You won’t believe what these Marines prayed for as they were about to die

Sergeant Bob Thoms during the Battle of Hue, in 1968, during the Vietnam War.
 Every prolonged war has its moments of sudden and unexpected terror- from the Battle of the Bulge to the spring upheaval that rocked Iraq in 2008, moments of relative calm can be easily turned on end to create a sense of chaos that can test the nerves of even the hardest fighters.

Vietnam was no exception, of course- there are few who fought in that war who don’t have some sort of emotion when someone brings up a three-letter word: Hue

Pronounced “hway,” the Battle of Hue is but one battle of a larger event known as the Tet Offensive, which could summarily be described as “that time the North Vietnamese launched a massive attack during a cease-fire and all Hell broke loose.”

Across the entire theatre of operations, US, South Vietnamese and coalition troops (from Australia to South Korea) were tested. However, Hue holds a distinction for being a particularly long and bloody test, lasting nearly a month and leaving friendly forces with 668 of their own to bury.

When one thinks of fighting in Vietnam, one tends to conjure up images of jungle warfare. However, Hue was, for the most part, a far uglier battle, the kind nobody wants to fight and one that almost always promises great numbers of casualties: urban warfare.

Fought in the ancient imperial city, the battle-tested the mettle of US and ARVN soldiers and Marines as they tried to flush out both conventional and guerrilla troops, house by house, block by block.

When Hue kicked off, many troops felt as if they were never going to return home alive. Surrounded amongst themselves in close quarters fighting, some -such as US Marine Sergeant Bob Thoms, resorted to rallying his men for what might be their final prayer as mortal men, mere hours before they were to assault a strategically-valuable tower the following morning.

“Everybody held hands,” Thoms recalled in an interview with CBS. “This was our prayer: ‘God, we know we are about to see you in person.  If we got to die on this tower let us die like men and Marines and don’t embarrass ourselves, our families or the Marine Corps. Amen.'”

As dawn came and the Marines assaulted the tower, the first dozen men to go in were immediately met with fierce resistance. To quote US Army photographer John Olson, who had been present during the assault, “within 30 seconds, five of them were critically injured.”

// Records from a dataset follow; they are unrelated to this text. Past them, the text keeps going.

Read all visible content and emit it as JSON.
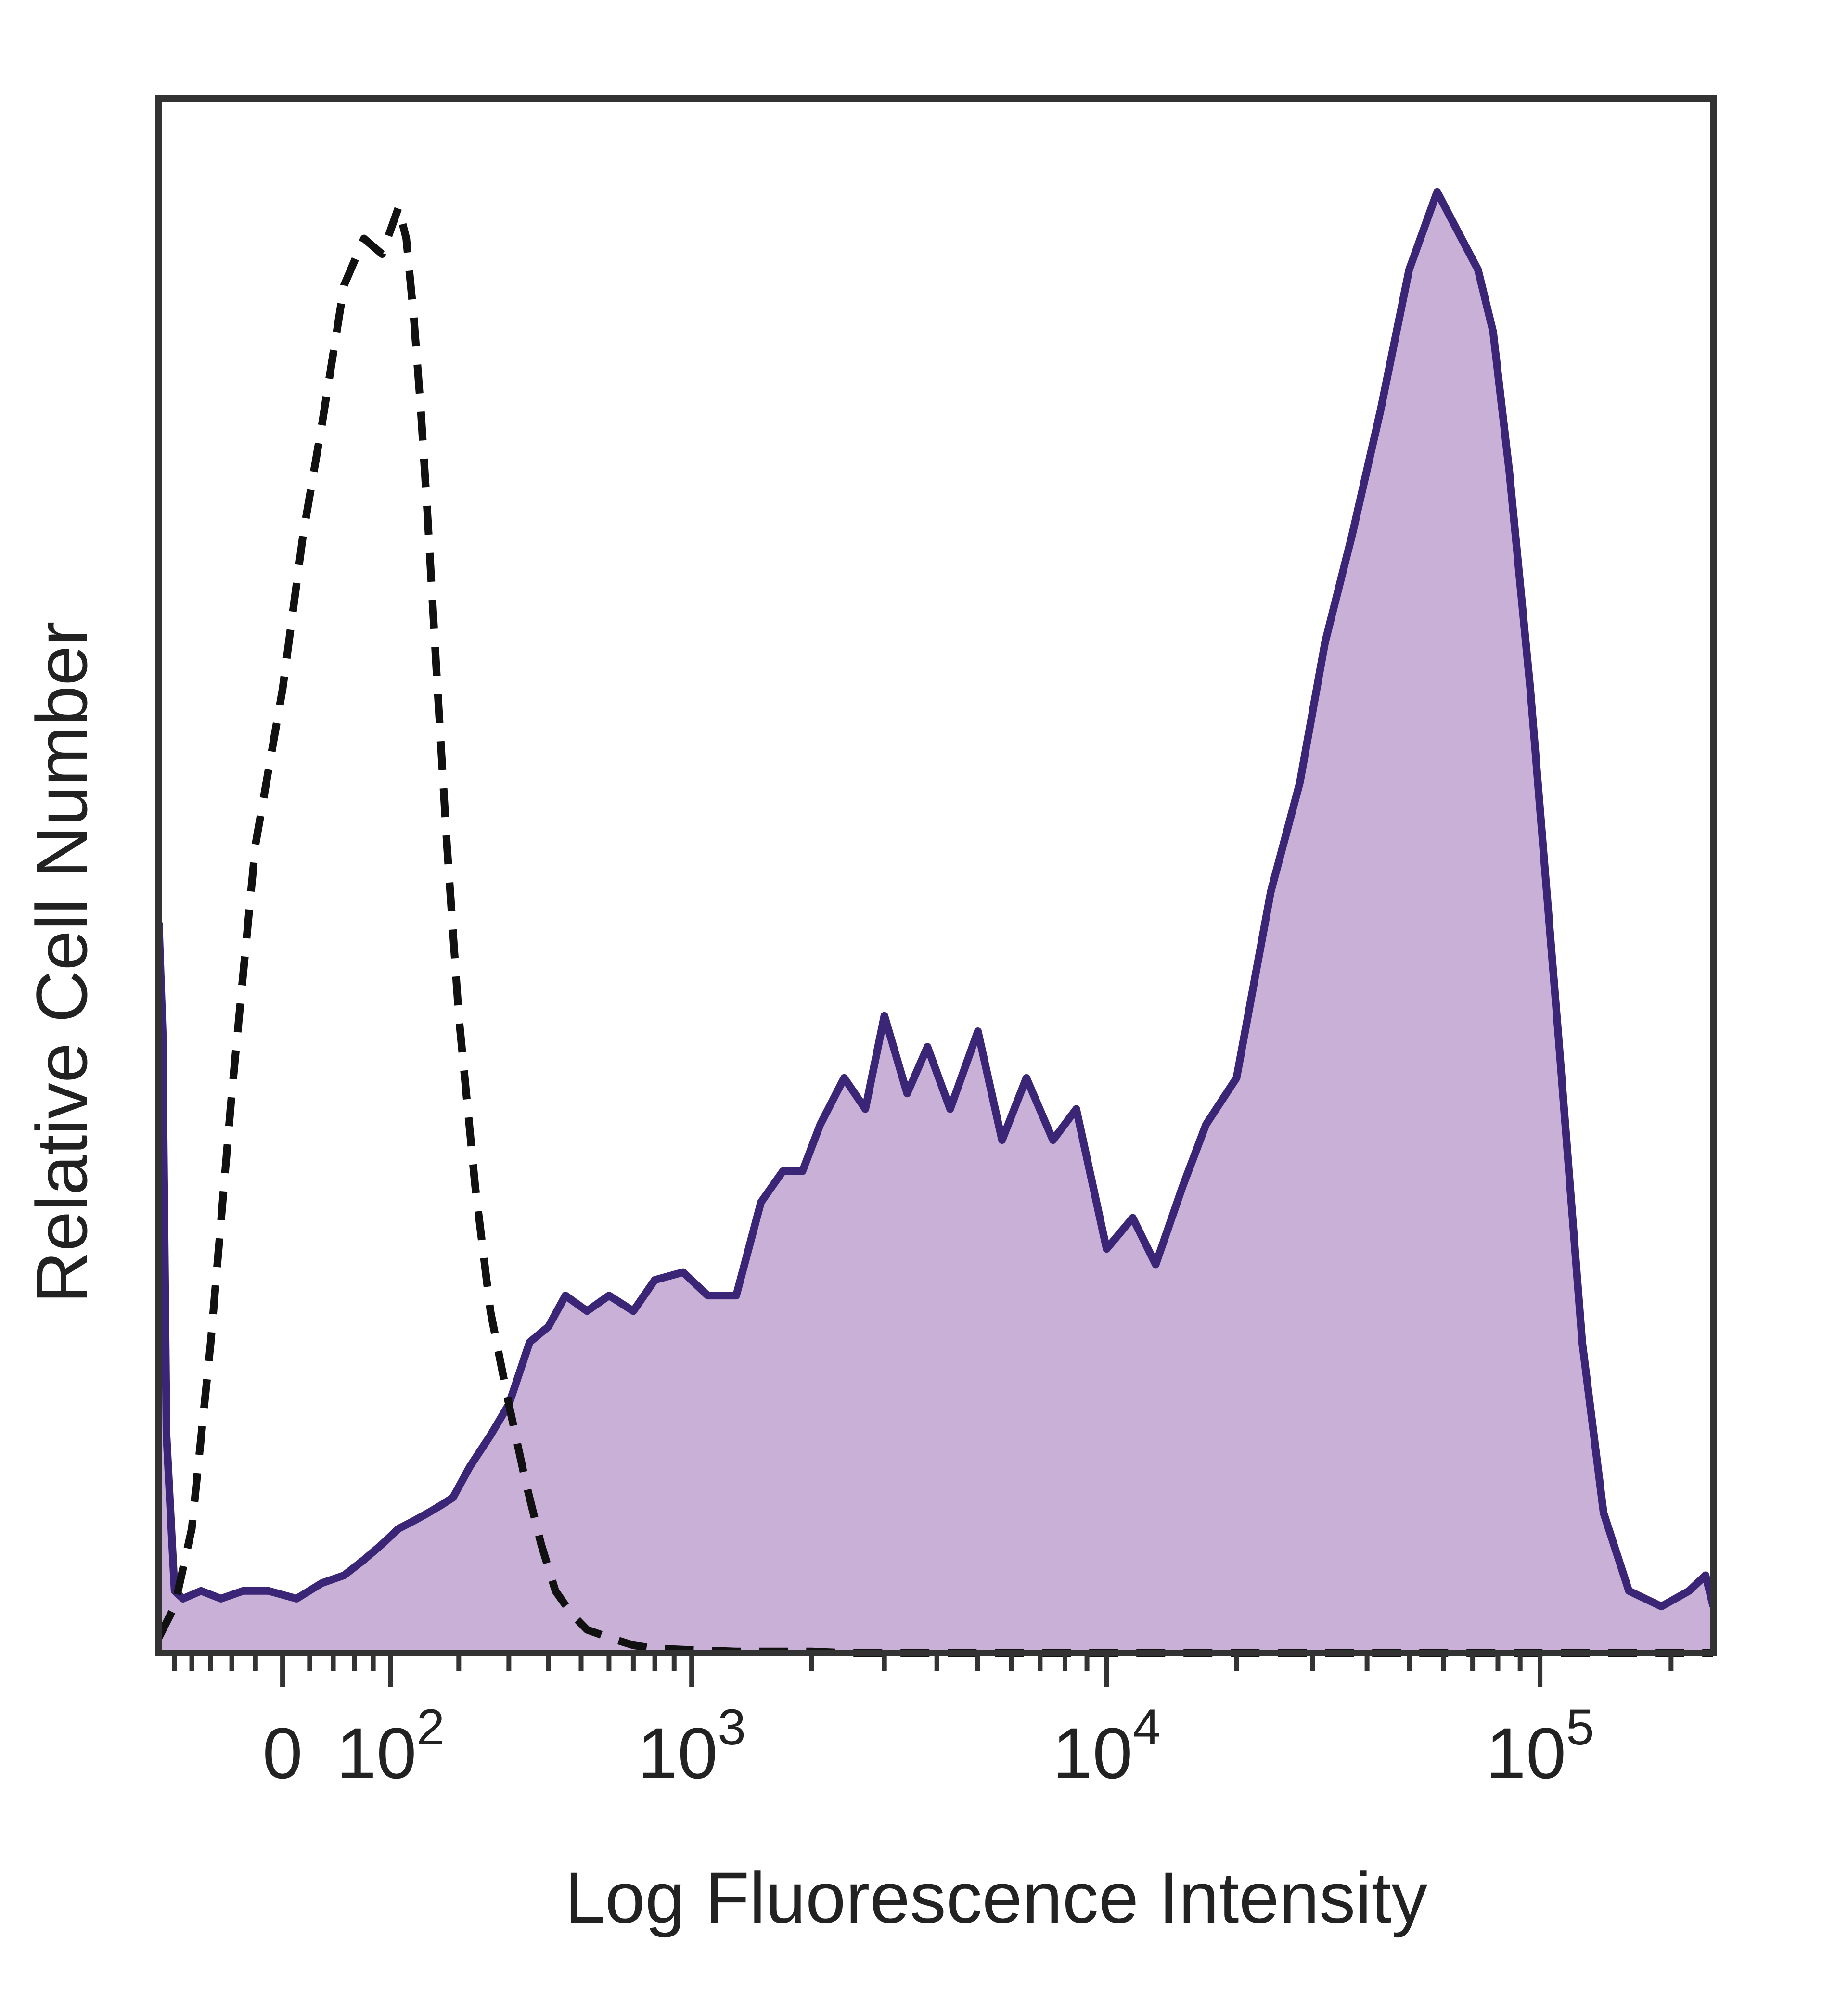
{
  "chart_data": {
    "type": "area",
    "xlabel": "Log Fluorescence Intensity",
    "ylabel": "Relative Cell Number",
    "x_scale": "biexponential",
    "x_ticks": [
      {
        "value": 0,
        "base": "0",
        "exp": ""
      },
      {
        "value": 100,
        "base": "10",
        "exp": "2"
      },
      {
        "value": 1000,
        "base": "10",
        "exp": "3"
      },
      {
        "value": 10000,
        "base": "10",
        "exp": "4"
      },
      {
        "value": 100000,
        "base": "10",
        "exp": "5"
      }
    ],
    "x_range": [
      -120,
      250000
    ],
    "y_range": [
      0,
      100
    ],
    "colors": {
      "stained_line": "#3a2577",
      "stained_fill": "#c8b0d6",
      "control_line": "#111111"
    },
    "series": [
      {
        "style": "filled",
        "x": [
          -120,
          -115,
          -110,
          -100,
          -90,
          -70,
          -50,
          -30,
          -10,
          10,
          30,
          50,
          70,
          90,
          110,
          130,
          150,
          170,
          190,
          220,
          260,
          300,
          350,
          400,
          450,
          520,
          600,
          700,
          800,
          950,
          1100,
          1300,
          1500,
          1700,
          1900,
          2100,
          2400,
          2700,
          3000,
          3400,
          3800,
          4300,
          5000,
          5700,
          6500,
          7500,
          8500,
          10000,
          11500,
          13000,
          15000,
          17000,
          20000,
          24000,
          28000,
          32000,
          37000,
          43000,
          50000,
          58000,
          66000,
          72000,
          78000,
          85000,
          95000,
          110000,
          125000,
          140000,
          160000,
          190000,
          220000,
          240000,
          250000
        ],
        "values": [
          47,
          40,
          14,
          4,
          3.5,
          4,
          3.5,
          4,
          4,
          3.5,
          4.5,
          5,
          6,
          7,
          8,
          8.5,
          9,
          9.5,
          10,
          12,
          14,
          16,
          20,
          21,
          23,
          22,
          23,
          22,
          24,
          24.5,
          23,
          23,
          29,
          31,
          31,
          34,
          37,
          35,
          41,
          36,
          39,
          35,
          40,
          33,
          37,
          33,
          35,
          26,
          28,
          25,
          30,
          34,
          37,
          49,
          56,
          65,
          72,
          80,
          89,
          94,
          91,
          89,
          85,
          76,
          62,
          40,
          20,
          9,
          4,
          3,
          4,
          5,
          3
        ]
      },
      {
        "style": "dashed",
        "x": [
          -120,
          -100,
          -80,
          -60,
          -40,
          -20,
          0,
          15,
          30,
          50,
          70,
          90,
          110,
          120,
          130,
          140,
          150,
          165,
          180,
          200,
          230,
          260,
          300,
          340,
          380,
          420,
          470,
          520,
          600,
          700,
          800,
          1000,
          1300,
          1600,
          2000,
          2500,
          3000,
          4000,
          5000,
          7000,
          10000,
          20000,
          50000,
          100000,
          250000
        ],
        "values": [
          1,
          3,
          8,
          20,
          36,
          52,
          62,
          72,
          79,
          88,
          91,
          90,
          93,
          91,
          86,
          80,
          73,
          62,
          52,
          41,
          30,
          22,
          16,
          11,
          7,
          4,
          2.5,
          1.5,
          1,
          0.5,
          0.3,
          0.2,
          0.1,
          0.1,
          0.1,
          0,
          0,
          0,
          0,
          0,
          0,
          0,
          0,
          0,
          0
        ]
      }
    ]
  }
}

At the time, urban combat was something relatively raw, unrefined and new for most American soldiers, who up until this point had been conducting “search and destroy” patrols from small forward operating bases, mostly in the countryside.

“It was a totally new combat experience for all these men,” said Olson. “They’d never been in house-to-house fighting before.

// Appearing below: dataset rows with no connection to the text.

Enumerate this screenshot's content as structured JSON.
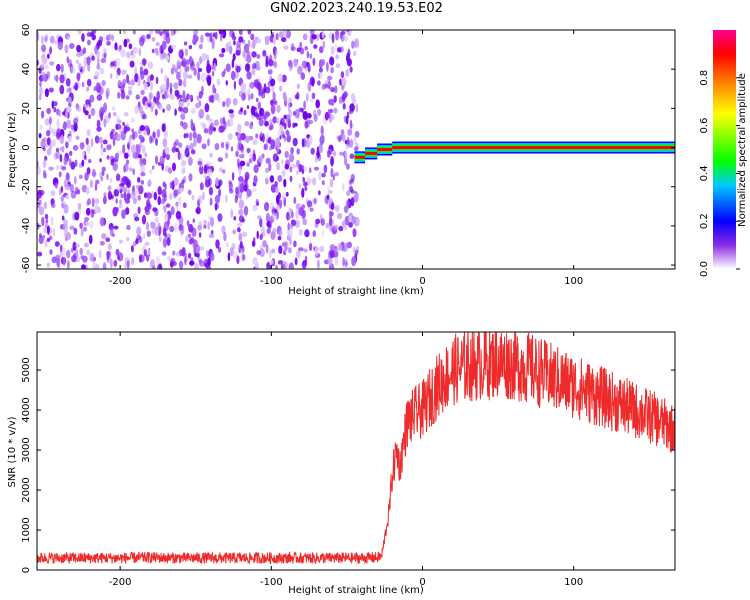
{
  "title": "GN02.2023.240.19.53.E02",
  "chart_data": [
    {
      "type": "heatmap",
      "xlabel": "Height of straight line (km)",
      "ylabel": "Frequency (Hz)",
      "xlim": [
        -255,
        167
      ],
      "ylim": [
        -62,
        60
      ],
      "x_ticks": [
        -200,
        -100,
        0,
        100
      ],
      "x_tick_labels": [
        "-200",
        "-100",
        "0",
        "100"
      ],
      "y_ticks": [
        -60,
        -40,
        -20,
        0,
        20,
        40,
        60
      ],
      "y_tick_labels": [
        "-60",
        "-40",
        "-20",
        "0",
        "20",
        "40",
        "60"
      ],
      "noise_region_x": [
        -255,
        -43
      ],
      "tone_segments": [
        {
          "x_start": -45,
          "x_end": -38,
          "freq": -5
        },
        {
          "x_start": -38,
          "x_end": -30,
          "freq": -3
        },
        {
          "x_start": -30,
          "x_end": -20,
          "freq": -1
        },
        {
          "x_start": -20,
          "x_end": 167,
          "freq": 0
        }
      ],
      "colorbar": {
        "label": "Normalized spectral amplitude",
        "range": [
          0,
          1
        ],
        "ticks": [
          0,
          0.2,
          0.4,
          0.6,
          0.8
        ],
        "tick_labels": [
          "0.0",
          "0.2",
          "0.4",
          "0.6",
          "0.8"
        ],
        "colors": [
          "#ffffff",
          "#8a2be2",
          "#0000ff",
          "#00c8ff",
          "#00ff00",
          "#ffff00",
          "#ff8000",
          "#ff0000",
          "#ff0090"
        ]
      }
    },
    {
      "type": "line",
      "xlabel": "Height of straight line (km)",
      "ylabel": "SNR (10 * v/v)",
      "xlim": [
        -255,
        167
      ],
      "ylim": [
        0,
        5950
      ],
      "x_ticks": [
        -200,
        -100,
        0,
        100
      ],
      "x_tick_labels": [
        "-200",
        "-100",
        "0",
        "100"
      ],
      "y_ticks": [
        0,
        1000,
        2000,
        3000,
        4000,
        5000
      ],
      "y_tick_labels": [
        "0",
        "1000",
        "2000",
        "3000",
        "4000",
        "5000"
      ],
      "color": "#ff0000",
      "series": [
        {
          "x": [
            -255,
            -240,
            -220,
            -200,
            -180,
            -160,
            -140,
            -120,
            -100,
            -80,
            -60,
            -40,
            -30,
            -27,
            -25,
            -22,
            -20,
            -17,
            -15,
            -12,
            -10,
            -5,
            0,
            5,
            10,
            15,
            20,
            30,
            40,
            50,
            60,
            70,
            80,
            90,
            100,
            110,
            120,
            130,
            140,
            150,
            160,
            167
          ],
          "values": [
            300,
            300,
            300,
            300,
            310,
            300,
            300,
            300,
            300,
            300,
            300,
            300,
            310,
            350,
            800,
            1500,
            2400,
            3000,
            2600,
            3300,
            3700,
            3900,
            4000,
            4300,
            4600,
            4800,
            5000,
            5100,
            5150,
            5200,
            5150,
            5050,
            4900,
            4750,
            4600,
            4450,
            4300,
            4150,
            4000,
            3850,
            3650,
            3500
          ]
        }
      ]
    }
  ]
}
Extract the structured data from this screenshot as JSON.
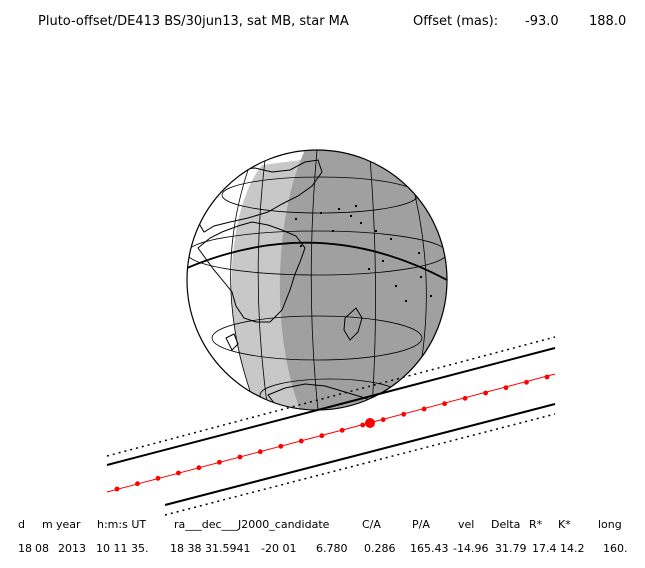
{
  "header": {
    "title": "Pluto-offset/DE413 BS/30jun13, sat MB, star MA",
    "offset_label": "Offset (mas):",
    "offset_x": "-93.0",
    "offset_y": "188.0"
  },
  "table": {
    "columns": [
      "d",
      "m",
      "year",
      "h:m:s UT",
      "ra___dec___J2000_candidate",
      "C/A",
      "P/A",
      "vel",
      "Delta",
      "R*",
      "K*",
      "long"
    ],
    "values": [
      "18",
      "08",
      "2013",
      "10 11 35.",
      "18 38 31.5941",
      "-20 01",
      "6.780",
      "0.286",
      "165.43",
      "-14.96",
      "31.79",
      "17.4",
      "14.2",
      "160."
    ]
  },
  "colors": {
    "night": "#a0a0a0",
    "twilight": "#c8c8c8",
    "day": "#ffffff",
    "track": "#ff0000",
    "lines": "#000000"
  }
}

During his time on the ground, Olson told the story of the brave men who took to such a harrowing endeavor with nothing short of the legendary fighting spirit and ability to adapt under fire that Americans are known for.

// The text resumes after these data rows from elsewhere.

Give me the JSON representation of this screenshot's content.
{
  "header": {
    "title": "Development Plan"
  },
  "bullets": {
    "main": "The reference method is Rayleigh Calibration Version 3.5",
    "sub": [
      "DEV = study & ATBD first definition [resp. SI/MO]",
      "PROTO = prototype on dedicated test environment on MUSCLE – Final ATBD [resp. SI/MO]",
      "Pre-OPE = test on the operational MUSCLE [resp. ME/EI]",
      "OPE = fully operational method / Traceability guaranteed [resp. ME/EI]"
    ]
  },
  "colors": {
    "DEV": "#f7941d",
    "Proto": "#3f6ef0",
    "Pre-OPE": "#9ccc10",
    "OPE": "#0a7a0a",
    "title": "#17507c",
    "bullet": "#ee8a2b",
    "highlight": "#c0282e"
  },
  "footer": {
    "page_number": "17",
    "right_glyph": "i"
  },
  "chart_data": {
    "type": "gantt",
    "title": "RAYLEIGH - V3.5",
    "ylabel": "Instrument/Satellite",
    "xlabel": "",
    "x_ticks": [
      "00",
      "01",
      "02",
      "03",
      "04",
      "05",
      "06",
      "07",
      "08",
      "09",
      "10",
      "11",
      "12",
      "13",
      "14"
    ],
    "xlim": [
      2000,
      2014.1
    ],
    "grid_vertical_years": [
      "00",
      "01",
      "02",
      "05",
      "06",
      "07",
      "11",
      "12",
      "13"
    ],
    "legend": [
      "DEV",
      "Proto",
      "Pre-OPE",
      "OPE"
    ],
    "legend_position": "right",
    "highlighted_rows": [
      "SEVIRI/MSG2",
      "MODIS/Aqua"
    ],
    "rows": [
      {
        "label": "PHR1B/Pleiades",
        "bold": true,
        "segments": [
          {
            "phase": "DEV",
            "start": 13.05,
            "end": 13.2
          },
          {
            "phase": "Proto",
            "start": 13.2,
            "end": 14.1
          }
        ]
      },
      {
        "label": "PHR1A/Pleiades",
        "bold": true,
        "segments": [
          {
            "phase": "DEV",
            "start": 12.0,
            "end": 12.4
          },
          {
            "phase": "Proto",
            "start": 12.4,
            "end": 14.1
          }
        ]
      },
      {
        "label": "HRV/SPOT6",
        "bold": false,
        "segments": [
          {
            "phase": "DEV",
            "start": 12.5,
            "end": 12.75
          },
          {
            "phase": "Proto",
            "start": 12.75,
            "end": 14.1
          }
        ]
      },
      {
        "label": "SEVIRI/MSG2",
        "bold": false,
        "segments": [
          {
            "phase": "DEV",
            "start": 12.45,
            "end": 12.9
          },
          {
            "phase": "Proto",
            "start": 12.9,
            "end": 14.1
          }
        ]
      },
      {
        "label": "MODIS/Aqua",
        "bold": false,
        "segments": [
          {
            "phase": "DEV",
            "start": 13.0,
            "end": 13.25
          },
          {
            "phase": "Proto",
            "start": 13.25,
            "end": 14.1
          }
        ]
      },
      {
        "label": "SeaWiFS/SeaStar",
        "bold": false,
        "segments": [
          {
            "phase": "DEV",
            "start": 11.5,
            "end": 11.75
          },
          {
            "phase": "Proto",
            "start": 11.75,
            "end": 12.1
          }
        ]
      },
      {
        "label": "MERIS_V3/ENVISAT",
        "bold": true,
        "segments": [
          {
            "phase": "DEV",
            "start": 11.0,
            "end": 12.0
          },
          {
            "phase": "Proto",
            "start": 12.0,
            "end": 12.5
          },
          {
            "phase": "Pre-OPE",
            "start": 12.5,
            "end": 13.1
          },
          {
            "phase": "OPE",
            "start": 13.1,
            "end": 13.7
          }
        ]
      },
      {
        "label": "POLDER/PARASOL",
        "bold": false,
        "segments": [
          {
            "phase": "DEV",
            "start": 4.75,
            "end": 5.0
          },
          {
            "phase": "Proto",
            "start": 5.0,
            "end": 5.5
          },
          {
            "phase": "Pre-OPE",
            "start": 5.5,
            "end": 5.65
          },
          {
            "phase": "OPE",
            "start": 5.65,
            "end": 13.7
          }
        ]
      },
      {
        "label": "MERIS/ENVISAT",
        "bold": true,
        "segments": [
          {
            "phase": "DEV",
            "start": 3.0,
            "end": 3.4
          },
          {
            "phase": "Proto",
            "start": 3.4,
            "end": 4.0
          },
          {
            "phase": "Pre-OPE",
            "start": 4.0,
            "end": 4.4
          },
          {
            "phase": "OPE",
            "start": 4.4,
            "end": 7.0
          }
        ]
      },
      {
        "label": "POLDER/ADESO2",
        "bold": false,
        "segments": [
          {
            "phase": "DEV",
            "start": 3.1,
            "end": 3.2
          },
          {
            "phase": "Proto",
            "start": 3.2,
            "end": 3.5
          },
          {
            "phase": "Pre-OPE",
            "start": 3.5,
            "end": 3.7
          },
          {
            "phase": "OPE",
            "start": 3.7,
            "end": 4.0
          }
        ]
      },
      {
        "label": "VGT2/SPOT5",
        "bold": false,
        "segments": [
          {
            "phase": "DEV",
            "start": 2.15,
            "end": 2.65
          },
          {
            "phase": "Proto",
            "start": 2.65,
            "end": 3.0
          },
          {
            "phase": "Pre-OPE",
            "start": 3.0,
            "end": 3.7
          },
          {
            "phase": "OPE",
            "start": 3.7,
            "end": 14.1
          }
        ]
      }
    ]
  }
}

Olson’s keen eye and willingness to stay as close as possible to the men whose stories he felt obligated to tell created stunning, poignant and chilling photographs that frequently find themselves on exhibit today.

Verily, so graphic were Olson’s photos that even broadcasting legend Walter Cronkite was so affected by the image that he spoke of it publicly.

“What I see when I look at that photo today are seven 18-, 19-, 20-year-old kids badly wounded,” Cronkite said, having only recently returned from Tet a changed man. “It’s painful to look at.”

The photo in question was that of several wounded US Marines haphazardly tossed atop a tank for medical extraction, the most prominently displayed being then-18-year-old A.B. Grantham, lain on his side, pale and shot through the chest.

“I remember it well,” a now 68-year-old Grantham told CBS News. “It was what we call a sucking chest wound..Hit the breastbone, went through the right side and exited under my shoulder blade,” he said.

In what often seems to be a thin line between the living and the deceased, Grantham was slumped halfway upon that mortal fence, with mere chance determining which side he would ultimately end up on.

“I don’t think it could have gotten any closer,” he said. “They had zipped me up into a body bag. And I remember somebody saying, ‘This one’s not dead yet,’ and lo and behold, they got me out and I made it.”
For fifty years, Hue -and on a larger scale, Tet- has weighed heavily upon the hearts and shoulders of those who survived it.

“Tried to hide back into society and just fade away, you know, and just be like everybody else and live a nice, normal life,” he told a reporter earlier this month. “But it didn’t last. The war has a way of rearing its ugly head from time to time. Once you learn something, it’s hard to unlearn it.”

When asked what he learned, Grantham gave an answer that has seemingly remained unchanged throughout recorded history, one only truly understood by those who have personally borne witness to the acts of man in its rawest form:

“I learned that humanity can be very cruel to each other.”